Is it possible to find F(n), summation of the function f(k), where k=1,2...,n ( Is there some formula, general formula, for any f(k), of course if k is in domain of function)
sum_(k=1, to n) f(k) = F(n)
If it is not possible, why?
Is it possible to find F(n), summation of the function f(k), where k=1,2...,n ( Is there some formula, general formula, for any f(k), of course if k is in domain of function)
sum_(k=1, to n) f(k) = F(n)
If it is not possible, why?
No. The sum $\displaystyle f(1) + f(2) + \dots + f(n)$ is sometimes known as a Riemann sum. There is no general formula for a Riemann sum, other than approximating that sum with the integral of the function f(n) (assuming f is integrable).
There are definitely formulas for specific functions f, e.g. $\displaystyle f(n) = n$, $\displaystyle f(n) = n^2$, $\displaystyle f(n) = 3n+1$, $\displaystyle f(n) = \frac{1}{n(n+1)}$ etc. but there is no general formula.
But then how to solve this: sum_(k=1, to n) sin(1/k)
Is it possible, I put it into wolfram alpha, but I didn t get the solution.
Why is not possible to get it? Do exist conditions when the sum is possible to calculate, or is it just technical problem?
The sum $\displaystyle \sum_{k=1}^n\sin(1/k)$ is, of course, a well-defined function of n. However, in general there is no reason why some function has to be represented as a finite composition of a few basic functions and operations: addition, multiplication, sine, square root, etc. For example, the function that, given five coefficients of a quintic equation with the leading coefficient 1, returns the least real root of this equation, is also well-defined for all arguments. However, it is proven that this function cannot be expressed as a finite composition of the four arithmetic operations and roots of any degree.

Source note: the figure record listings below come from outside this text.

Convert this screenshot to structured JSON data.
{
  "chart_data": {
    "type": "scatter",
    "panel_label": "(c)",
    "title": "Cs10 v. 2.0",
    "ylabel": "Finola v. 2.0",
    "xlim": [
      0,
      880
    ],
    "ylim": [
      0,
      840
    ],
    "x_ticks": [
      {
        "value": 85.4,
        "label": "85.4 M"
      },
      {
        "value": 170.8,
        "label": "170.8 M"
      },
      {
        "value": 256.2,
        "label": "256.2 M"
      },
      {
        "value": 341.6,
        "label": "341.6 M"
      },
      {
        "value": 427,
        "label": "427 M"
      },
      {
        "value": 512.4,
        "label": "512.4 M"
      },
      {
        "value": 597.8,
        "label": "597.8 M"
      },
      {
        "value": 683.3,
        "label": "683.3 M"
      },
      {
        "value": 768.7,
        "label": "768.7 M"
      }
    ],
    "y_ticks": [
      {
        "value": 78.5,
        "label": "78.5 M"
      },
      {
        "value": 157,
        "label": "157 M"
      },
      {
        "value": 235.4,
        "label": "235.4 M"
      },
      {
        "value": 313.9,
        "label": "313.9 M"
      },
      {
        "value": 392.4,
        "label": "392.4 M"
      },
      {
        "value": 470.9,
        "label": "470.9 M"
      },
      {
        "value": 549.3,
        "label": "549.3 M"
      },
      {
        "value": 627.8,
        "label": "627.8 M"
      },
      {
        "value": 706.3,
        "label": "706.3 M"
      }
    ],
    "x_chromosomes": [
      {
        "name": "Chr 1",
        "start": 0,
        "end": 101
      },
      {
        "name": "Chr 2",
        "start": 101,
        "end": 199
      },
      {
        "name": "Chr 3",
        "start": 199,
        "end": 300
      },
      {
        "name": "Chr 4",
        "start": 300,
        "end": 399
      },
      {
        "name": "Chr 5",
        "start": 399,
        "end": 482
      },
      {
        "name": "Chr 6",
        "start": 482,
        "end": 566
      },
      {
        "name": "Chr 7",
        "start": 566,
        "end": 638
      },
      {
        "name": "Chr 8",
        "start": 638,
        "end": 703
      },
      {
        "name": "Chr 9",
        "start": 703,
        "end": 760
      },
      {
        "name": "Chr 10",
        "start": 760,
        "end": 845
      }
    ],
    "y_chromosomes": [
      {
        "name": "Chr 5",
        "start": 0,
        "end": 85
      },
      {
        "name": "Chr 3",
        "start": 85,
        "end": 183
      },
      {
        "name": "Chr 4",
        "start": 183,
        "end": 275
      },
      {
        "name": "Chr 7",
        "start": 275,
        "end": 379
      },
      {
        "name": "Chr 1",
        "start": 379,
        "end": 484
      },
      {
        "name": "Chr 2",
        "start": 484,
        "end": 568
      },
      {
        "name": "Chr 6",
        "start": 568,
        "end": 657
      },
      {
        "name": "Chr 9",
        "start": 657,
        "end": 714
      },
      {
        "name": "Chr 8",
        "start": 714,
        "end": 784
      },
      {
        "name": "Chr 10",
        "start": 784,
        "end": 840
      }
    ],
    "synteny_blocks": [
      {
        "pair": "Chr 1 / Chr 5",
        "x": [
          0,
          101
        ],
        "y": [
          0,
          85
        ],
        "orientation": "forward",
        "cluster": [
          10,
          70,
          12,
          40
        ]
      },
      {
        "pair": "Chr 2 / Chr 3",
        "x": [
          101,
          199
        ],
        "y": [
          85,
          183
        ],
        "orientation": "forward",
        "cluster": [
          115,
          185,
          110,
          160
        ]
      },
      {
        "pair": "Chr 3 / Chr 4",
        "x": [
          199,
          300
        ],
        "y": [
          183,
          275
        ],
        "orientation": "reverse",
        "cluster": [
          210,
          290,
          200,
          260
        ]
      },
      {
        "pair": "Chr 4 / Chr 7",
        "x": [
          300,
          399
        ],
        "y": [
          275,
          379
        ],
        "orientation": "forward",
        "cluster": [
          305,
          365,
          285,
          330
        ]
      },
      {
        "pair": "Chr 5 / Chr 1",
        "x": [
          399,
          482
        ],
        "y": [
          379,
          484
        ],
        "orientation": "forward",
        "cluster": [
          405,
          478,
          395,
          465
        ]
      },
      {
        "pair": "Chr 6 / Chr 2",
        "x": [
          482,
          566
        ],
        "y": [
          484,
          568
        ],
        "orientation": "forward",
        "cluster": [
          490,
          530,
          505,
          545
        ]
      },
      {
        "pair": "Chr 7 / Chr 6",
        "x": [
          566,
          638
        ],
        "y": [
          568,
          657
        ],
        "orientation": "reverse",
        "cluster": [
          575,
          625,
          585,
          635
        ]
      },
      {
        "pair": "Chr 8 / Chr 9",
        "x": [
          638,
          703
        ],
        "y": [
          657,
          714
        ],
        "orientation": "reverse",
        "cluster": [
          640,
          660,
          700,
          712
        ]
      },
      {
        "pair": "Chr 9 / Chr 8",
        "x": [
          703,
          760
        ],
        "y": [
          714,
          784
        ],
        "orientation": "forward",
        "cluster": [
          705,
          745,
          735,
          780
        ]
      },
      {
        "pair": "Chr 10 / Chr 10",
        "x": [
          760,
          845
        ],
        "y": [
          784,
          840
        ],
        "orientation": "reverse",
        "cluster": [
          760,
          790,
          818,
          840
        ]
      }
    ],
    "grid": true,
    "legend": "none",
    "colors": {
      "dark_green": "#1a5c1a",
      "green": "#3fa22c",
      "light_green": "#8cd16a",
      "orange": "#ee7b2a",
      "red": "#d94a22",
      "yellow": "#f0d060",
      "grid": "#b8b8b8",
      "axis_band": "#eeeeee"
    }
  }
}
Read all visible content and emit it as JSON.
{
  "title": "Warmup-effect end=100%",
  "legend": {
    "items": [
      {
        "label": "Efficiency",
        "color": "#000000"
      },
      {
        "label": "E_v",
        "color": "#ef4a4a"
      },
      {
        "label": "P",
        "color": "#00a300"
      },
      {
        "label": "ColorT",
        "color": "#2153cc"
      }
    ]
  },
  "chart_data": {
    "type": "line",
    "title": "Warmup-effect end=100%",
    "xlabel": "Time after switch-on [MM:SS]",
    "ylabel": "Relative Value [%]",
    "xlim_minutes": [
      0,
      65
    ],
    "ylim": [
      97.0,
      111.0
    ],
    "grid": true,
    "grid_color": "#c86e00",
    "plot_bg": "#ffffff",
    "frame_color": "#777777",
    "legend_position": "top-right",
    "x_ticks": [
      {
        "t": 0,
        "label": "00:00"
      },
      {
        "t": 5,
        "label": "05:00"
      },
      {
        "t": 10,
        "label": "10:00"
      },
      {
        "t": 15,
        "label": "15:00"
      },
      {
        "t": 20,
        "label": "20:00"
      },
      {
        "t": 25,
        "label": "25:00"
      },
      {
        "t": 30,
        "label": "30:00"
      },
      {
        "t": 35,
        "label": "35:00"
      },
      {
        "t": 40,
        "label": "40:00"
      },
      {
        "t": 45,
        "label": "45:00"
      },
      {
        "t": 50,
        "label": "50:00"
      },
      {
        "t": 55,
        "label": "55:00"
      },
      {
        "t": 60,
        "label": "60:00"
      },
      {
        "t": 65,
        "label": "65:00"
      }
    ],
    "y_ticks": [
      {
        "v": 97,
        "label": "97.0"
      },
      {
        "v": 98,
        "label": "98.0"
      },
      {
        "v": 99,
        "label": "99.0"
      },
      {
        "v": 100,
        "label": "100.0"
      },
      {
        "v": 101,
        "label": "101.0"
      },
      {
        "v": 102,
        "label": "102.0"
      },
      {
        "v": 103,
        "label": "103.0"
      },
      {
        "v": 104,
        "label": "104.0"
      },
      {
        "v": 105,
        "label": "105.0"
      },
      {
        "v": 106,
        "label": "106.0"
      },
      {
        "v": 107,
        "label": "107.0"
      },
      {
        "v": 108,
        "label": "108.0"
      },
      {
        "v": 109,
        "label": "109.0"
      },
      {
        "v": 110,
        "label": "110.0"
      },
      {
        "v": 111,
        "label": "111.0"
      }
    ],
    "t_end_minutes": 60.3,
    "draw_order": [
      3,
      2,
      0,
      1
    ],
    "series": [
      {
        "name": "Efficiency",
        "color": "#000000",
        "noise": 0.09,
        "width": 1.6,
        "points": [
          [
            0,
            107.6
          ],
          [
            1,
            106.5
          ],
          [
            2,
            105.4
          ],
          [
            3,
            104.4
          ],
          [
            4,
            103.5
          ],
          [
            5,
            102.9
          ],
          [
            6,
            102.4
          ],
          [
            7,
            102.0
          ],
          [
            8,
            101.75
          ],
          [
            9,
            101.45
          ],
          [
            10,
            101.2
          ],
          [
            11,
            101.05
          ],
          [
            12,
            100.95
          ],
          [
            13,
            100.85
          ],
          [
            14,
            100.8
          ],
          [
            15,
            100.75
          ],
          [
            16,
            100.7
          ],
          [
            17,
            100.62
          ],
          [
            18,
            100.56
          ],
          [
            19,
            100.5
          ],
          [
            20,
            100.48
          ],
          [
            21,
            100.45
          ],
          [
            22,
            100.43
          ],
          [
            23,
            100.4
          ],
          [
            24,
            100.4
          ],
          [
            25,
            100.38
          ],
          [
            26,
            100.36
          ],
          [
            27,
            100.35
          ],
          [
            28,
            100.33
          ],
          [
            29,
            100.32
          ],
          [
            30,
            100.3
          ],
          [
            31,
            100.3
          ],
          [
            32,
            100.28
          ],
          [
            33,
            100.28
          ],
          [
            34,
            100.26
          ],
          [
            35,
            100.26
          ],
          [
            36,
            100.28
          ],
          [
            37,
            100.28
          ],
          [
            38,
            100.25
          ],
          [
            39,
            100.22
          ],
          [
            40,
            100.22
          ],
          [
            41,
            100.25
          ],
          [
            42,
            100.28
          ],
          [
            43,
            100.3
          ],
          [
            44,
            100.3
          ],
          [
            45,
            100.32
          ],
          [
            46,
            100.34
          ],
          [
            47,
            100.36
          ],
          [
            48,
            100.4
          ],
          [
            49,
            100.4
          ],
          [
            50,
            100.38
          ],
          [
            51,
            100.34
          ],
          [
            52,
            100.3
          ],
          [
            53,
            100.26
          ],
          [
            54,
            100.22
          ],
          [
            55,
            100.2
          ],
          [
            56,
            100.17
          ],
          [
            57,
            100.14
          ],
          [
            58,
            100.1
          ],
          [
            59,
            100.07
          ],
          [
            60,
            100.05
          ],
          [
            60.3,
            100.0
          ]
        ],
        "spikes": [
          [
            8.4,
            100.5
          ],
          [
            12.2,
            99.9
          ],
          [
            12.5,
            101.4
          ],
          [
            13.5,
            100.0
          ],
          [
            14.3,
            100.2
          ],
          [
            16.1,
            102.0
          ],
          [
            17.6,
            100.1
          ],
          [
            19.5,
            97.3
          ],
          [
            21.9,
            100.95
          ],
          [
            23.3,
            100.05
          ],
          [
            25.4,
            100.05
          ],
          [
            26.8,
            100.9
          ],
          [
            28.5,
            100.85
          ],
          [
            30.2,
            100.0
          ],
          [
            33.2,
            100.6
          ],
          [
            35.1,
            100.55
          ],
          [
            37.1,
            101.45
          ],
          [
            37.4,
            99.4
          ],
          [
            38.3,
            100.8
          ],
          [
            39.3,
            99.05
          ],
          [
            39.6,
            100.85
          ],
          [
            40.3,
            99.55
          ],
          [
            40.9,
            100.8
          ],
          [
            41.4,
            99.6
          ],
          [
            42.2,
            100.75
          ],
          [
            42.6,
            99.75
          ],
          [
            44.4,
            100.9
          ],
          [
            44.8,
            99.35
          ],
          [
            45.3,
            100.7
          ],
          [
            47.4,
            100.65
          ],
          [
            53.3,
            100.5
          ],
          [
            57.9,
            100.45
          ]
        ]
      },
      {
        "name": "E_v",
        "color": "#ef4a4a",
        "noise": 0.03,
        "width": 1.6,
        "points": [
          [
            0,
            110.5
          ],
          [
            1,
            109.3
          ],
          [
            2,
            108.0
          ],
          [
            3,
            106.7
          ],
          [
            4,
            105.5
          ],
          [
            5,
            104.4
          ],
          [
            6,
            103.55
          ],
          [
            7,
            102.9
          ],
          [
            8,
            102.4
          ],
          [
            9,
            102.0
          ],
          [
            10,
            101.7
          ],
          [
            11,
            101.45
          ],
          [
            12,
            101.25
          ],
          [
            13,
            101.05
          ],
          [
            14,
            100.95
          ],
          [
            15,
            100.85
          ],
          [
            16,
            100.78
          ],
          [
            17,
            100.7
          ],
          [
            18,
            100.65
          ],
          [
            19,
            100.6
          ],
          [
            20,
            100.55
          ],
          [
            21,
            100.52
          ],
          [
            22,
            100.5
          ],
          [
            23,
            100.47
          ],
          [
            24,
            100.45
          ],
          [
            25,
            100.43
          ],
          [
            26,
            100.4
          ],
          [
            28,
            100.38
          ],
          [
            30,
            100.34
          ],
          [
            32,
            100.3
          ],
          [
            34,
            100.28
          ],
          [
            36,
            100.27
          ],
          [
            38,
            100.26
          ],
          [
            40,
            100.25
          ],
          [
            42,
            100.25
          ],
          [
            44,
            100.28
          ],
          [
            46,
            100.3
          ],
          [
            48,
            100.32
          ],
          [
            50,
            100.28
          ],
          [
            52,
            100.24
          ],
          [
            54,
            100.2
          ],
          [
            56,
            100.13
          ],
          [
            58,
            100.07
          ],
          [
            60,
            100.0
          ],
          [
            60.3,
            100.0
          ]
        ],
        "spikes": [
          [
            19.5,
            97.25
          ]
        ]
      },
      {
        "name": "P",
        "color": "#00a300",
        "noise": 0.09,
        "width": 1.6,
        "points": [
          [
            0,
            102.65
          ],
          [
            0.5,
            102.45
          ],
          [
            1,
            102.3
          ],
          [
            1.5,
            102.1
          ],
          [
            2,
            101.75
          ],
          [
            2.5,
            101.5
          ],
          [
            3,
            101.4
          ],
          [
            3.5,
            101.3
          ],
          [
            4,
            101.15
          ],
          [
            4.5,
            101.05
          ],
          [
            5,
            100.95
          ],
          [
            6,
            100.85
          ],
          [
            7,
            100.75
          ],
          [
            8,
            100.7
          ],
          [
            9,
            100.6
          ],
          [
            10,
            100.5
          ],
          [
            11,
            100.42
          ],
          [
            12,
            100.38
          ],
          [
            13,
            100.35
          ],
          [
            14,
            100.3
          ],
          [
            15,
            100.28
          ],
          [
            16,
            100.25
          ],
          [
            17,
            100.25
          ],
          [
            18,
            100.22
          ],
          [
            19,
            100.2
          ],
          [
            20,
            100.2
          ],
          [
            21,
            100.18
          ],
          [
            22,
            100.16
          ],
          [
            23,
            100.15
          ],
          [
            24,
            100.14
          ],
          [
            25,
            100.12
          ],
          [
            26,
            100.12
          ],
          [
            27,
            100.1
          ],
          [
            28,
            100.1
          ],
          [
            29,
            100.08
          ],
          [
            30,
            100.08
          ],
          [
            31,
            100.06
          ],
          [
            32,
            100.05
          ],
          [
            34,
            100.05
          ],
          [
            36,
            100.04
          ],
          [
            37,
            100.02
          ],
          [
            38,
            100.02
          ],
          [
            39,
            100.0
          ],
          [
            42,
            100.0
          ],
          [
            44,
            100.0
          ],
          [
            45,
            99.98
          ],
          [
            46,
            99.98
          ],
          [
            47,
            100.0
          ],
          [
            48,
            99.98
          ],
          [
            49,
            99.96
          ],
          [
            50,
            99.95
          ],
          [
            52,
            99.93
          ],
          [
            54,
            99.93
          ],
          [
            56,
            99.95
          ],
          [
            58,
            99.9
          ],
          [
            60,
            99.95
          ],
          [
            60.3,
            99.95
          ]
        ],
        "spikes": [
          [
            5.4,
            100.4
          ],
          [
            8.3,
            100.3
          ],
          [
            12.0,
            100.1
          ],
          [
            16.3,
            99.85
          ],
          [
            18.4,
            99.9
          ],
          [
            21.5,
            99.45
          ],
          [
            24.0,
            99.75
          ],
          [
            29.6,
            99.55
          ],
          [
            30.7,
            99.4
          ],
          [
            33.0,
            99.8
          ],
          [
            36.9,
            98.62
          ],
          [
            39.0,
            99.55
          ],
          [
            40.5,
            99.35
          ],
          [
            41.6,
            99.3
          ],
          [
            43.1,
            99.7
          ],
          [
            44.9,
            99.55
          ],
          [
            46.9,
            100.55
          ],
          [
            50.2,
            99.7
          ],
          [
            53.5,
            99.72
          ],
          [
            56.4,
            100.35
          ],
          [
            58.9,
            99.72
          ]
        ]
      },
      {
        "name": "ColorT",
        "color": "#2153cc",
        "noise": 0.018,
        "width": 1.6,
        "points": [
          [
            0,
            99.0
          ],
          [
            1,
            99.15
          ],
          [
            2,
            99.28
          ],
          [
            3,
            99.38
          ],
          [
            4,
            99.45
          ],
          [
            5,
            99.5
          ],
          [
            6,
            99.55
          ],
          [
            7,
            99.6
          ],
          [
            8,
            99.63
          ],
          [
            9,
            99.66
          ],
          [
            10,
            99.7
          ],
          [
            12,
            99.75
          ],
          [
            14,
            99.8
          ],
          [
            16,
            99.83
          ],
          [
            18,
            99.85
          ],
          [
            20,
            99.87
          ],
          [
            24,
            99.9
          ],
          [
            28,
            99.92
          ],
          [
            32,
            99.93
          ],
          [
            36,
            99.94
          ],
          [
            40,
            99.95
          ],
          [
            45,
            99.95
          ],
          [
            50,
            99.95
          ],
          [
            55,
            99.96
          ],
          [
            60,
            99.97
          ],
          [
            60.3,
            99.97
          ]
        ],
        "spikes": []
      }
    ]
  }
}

I would also like to know sufficient, or, better, necessary and sufficient conditions for when a recurrence relation $\displaystyle x_{n+1}=g(x_n)$ (note that the sum $\displaystyle x_n=\sum_{k=1}^nf(k)$ satisfies $\displaystyle x_{n+1}=x_n+f(n+1))$ has a closed-form solution. Well, there are sufficient conditions, such as when a relation is a linear homogeneous recurrence relation with constant coefficients, but they are not very general.